The Court of Appeal in the case of Nova Productions Ltd v Mazooma Games Ltd; Nova Productions Ltd v Bell Fruit Games Ltd  has ruled that producing a computer program which emulates another program, without actually copying that program’s code or graphics, does not breach copyright laws. The case is likely to be of immense interest (and of potential concern) to software developers as well as the owners of copyright in computer programs.
Commentators believe that the purpose of the case is to act as a reminder that it is not, and should not, be an infringement of copyright simply to use ideas that are expressed in a copyright work. Lord Justice Jacob’s conclusion that this would turn copyright into an instrument of oppression, rather than a means of encouraging creativity, is to be very much welcomed.
The claimant, Nova Productions, had created a pool-based computer game called ‘Pocket Money’. Nova alleged that Mazooma Games and Bell Fruit Games – both were also games producers – had come up with very similar pool games, ‘Jackpot Pool’ and ‘Trick Shot’. Both games contained ideas and functionality similar to those in ‘Pocket Money’. Nova did not suggest that either of the defendants had directly copied the software code of ‘Pocket Money’. The High Court accepted that some parts of the games may have been “inspired by” Nova, and so held there was no copyright infringement.
Nova appealed on the grounds that the animation sequences used in ‘Pocket Money’ amounted to “artistic works” and there would therefore be copyright in the sequence of frames. It was also alleged that the other similar features of the game were “literary works”, also protected by copyright. The claim to artistic copyright was in respect of the visual appearance of ‘Pocket Money’, whereas the claim to literary copyright was in respect of the software code and preparatory design material for the software.
The Court of Appeal held that copyright must not be used to stifle the creation of individual works which are actually very different. But as well as its general importance in affirming the scope of copyright protection, the decision is particularly important in relation to two specific points covered in the appeal:
§ Whether in assessing the artistic quality of a drawing that forms part of a series of stills, such as in a cartoon, the differences between the stills can be taken into account as part of the graphical quality. The court held that a series of drawings is simply a series of graphic works, and that by putting together a series of still images an additional copyright work or protection above and beyond the still images is not created.
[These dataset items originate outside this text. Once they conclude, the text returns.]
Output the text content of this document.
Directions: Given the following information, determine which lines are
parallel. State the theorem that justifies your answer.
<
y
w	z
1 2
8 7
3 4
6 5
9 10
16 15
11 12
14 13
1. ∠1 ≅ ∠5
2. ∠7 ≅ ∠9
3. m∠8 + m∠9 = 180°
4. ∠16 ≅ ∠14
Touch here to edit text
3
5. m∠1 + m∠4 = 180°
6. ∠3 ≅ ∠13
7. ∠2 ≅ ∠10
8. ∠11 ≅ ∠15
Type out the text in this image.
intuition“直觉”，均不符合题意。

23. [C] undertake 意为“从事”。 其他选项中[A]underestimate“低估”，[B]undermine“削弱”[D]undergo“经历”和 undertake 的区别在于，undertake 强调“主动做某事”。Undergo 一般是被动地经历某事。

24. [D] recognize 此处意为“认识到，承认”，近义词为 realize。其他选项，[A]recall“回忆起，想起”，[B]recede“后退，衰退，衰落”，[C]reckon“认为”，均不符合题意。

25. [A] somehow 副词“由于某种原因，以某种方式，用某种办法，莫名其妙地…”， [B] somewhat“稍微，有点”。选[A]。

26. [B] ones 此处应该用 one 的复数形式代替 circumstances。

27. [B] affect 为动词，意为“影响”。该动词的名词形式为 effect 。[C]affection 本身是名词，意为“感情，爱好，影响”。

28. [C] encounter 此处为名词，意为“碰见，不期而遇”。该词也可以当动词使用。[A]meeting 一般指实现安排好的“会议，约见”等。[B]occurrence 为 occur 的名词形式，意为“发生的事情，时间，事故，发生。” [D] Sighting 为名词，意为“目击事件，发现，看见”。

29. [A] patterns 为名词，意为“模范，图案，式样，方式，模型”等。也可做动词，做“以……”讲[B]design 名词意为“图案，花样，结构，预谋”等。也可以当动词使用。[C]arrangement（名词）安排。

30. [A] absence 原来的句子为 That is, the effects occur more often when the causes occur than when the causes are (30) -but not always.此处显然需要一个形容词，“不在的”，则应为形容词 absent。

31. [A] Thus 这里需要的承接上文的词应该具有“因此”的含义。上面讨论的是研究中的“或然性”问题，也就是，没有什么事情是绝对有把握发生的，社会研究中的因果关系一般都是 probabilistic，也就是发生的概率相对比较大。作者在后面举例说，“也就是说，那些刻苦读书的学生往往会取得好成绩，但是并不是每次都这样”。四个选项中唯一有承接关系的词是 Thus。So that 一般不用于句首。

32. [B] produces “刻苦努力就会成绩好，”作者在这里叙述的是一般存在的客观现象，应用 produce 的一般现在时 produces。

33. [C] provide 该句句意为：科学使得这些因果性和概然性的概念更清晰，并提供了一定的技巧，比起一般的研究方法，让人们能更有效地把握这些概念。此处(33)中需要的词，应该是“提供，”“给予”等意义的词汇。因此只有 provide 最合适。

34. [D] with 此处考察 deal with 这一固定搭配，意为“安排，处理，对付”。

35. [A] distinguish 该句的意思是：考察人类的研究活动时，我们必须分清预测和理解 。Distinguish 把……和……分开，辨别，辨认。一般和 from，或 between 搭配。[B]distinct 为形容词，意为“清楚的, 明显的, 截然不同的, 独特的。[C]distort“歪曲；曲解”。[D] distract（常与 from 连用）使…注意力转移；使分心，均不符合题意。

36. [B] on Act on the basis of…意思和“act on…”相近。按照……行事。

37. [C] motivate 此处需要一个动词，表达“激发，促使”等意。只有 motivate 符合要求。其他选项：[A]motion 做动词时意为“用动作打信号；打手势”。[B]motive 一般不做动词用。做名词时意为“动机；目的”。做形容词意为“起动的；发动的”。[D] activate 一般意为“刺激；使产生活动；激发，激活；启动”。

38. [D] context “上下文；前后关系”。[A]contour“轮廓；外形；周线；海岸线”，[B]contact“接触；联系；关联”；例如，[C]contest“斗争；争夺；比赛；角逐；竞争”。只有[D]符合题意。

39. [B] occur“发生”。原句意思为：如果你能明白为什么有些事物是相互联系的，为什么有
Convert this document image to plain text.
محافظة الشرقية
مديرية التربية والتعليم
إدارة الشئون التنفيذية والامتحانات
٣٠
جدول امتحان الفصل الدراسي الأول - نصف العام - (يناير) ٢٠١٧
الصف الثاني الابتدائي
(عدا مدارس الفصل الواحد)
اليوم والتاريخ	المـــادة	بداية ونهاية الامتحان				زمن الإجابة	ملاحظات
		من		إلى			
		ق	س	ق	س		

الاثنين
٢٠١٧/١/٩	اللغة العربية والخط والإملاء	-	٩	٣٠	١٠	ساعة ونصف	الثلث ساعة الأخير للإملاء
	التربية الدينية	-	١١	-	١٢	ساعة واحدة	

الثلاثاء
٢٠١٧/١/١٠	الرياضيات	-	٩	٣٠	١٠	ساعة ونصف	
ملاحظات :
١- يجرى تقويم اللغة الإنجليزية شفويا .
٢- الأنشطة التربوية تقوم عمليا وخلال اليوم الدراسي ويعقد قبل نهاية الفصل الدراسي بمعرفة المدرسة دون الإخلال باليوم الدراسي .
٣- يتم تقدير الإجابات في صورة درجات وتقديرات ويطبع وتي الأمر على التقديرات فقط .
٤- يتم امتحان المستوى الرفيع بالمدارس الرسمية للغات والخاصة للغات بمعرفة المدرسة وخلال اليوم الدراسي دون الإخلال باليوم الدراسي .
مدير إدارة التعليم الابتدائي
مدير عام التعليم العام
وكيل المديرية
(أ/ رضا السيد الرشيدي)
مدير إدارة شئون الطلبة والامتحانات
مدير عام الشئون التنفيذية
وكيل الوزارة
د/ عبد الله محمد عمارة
§ The Court of Appeal has affirmed the principle established in Navitaire v Easyjet, that there is no infringement of copyright in a computer code based on similarities in the visual outputs from this code. In determining whether literary copyright in a computer code has been infringed this has to be based on careful analysis of whether the code itself has been copied, rather than an analysis of whether there is any visual similarity in the outputs of that program.